L'arrêt rendu par la chambre sociale de la Cour de cassation le 19 mars 2025*(n°22-17.315) précise la prescription applicable en matière de prise en charge par l'employeur de l'indemnité d'occupation en cas de télétravail, mais sème le doute sur son octroi.
En l'espèce, dans le cadre d'une demande en résiliation judiciaire de son contrat de travail, un salarié exerçant son activité majoritairement itinérante à partir de son domicile sollicite le paiement d'une indemnité d'occupation de ce dernier. Il fait valoir qu'il ne dispose pas d'un local professionnel au sein de l'entreprise pour réaliser les tâches administratives inhérentes à ses fonctions, et qu'il travaille en partie à son domicile (Cass. soc. 12 décembre 2012, n°110-20.502).
La Cour de cassation précise que l'indemnité d'occupation du domicile relève de l'exécution du contrat de travail et non d'une atteinte autonome à la vie privée, et qu'elle est soumise, par conséquent, à la prescription biennale de l'article L. 1471-1 du Code du travail et non à la prescription quinquennale de droit commun.
L'employeur bénéficie ainsi d'une clarification jurisprudentielle qui limite dans le temps les actions des salariés pour obtenir cette indemnisation. Passé ce délai de deux ans, aucune action ne peut prospérer, ce qui réduit le risque de contentieux anciens ou tardifs.
Par ailleurs, la Cour de cassation réaffirme que lorsqu'un salarié est amené, par nécessité ou sur injonction de l'employeur, à travailler à son domicile sans qu'un local professionnel ne lui soit mis à disposition, il subit une sujétion particulière qui doit être compensée par une indemnité d'occupation et la prise en charge des frais liés à l'utilisation de son domicile personnel à des fins professionnelles.

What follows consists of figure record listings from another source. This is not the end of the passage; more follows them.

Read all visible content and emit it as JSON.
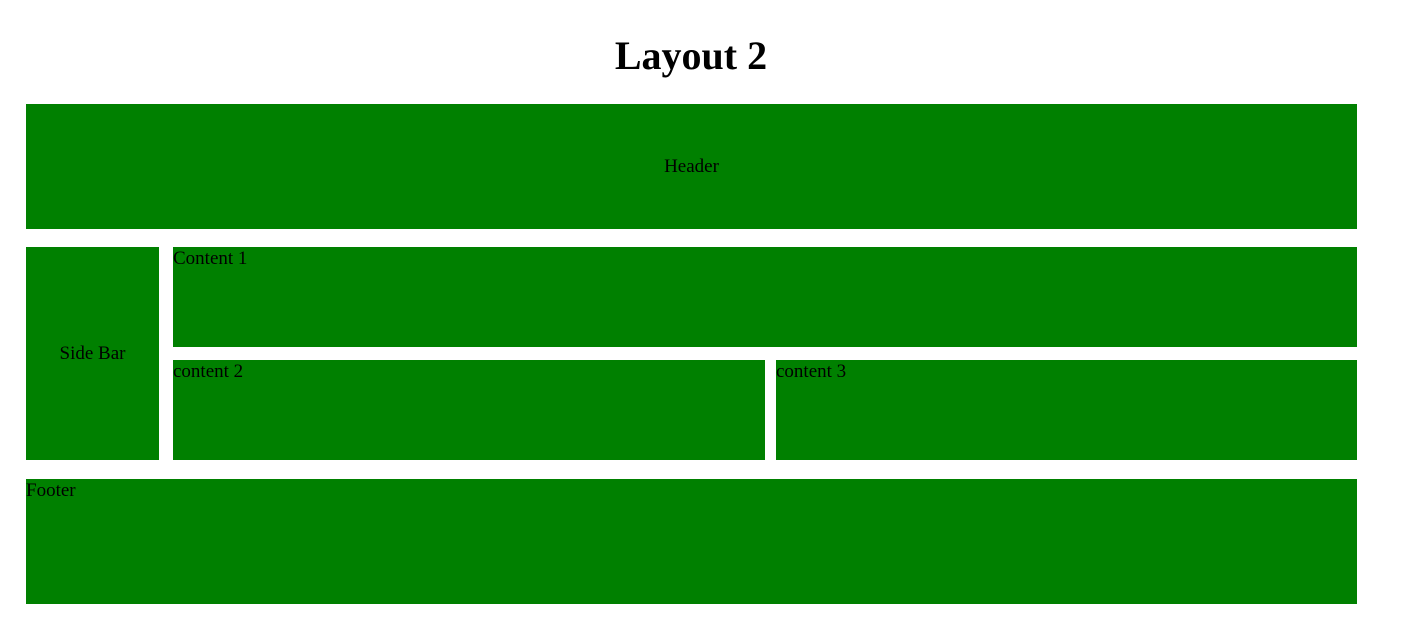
{
  "page": {
    "title": "Layout 2"
  },
  "layout": {
    "header": "Header",
    "sidebar": "Side Bar",
    "content1": "Content 1",
    "content2": "content 2",
    "content3": "content 3",
    "footer": "Footer"
  },
  "colors": {
    "block_background": "#008000",
    "page_background": "#ffffff",
    "text": "#000000"
  }
}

Ainsi, l'absence de local professionnel mis à disposition suffit à ouvrir droit à l'indemnité.
A contrario, jusqu'à présent, en cas de mise à disposition d'un local professionnel, cette indemnité n'était pas due. Toutefois, la Cour de cassation semble élargir le bénéfice de cette indemnité même si le télétravail n'est pas explicitement "imposé" par l'employeur puisqu'elle laisse également entendre qu'un salarié peut prétendre à une indemnité d'occupation du domicile dès lors«qu'il a été convenu que le travail s'effectue sous la forme du télétravail».Or, sauf circonstances exceptionnelles (force majeure, épidémie, etc.), le télétravail est par essence même convenu entre l'employeur et le salarié.
Afin d'interpréter cette formulation ambiguë, il nous semble sage d'attendre d'autres décisions de la Cour de cassation.
Notre avis: L'arrêt du 19 mars 2025 (n°22-17.315) présente un intérêt majeur pour les employeurs, en particulier dans le contexte du télétravail et de l'occupation du domicile à des fins professionnelles. Il clarifie la prescription applicable et limite les risques de contentieux tardifs. Il convient tout de même de rester vigilant, la Cour de cassation ayant semé le doute sur l'octroi des conditions d'ouverture du droit à l'indemnité d'occupation du domicile.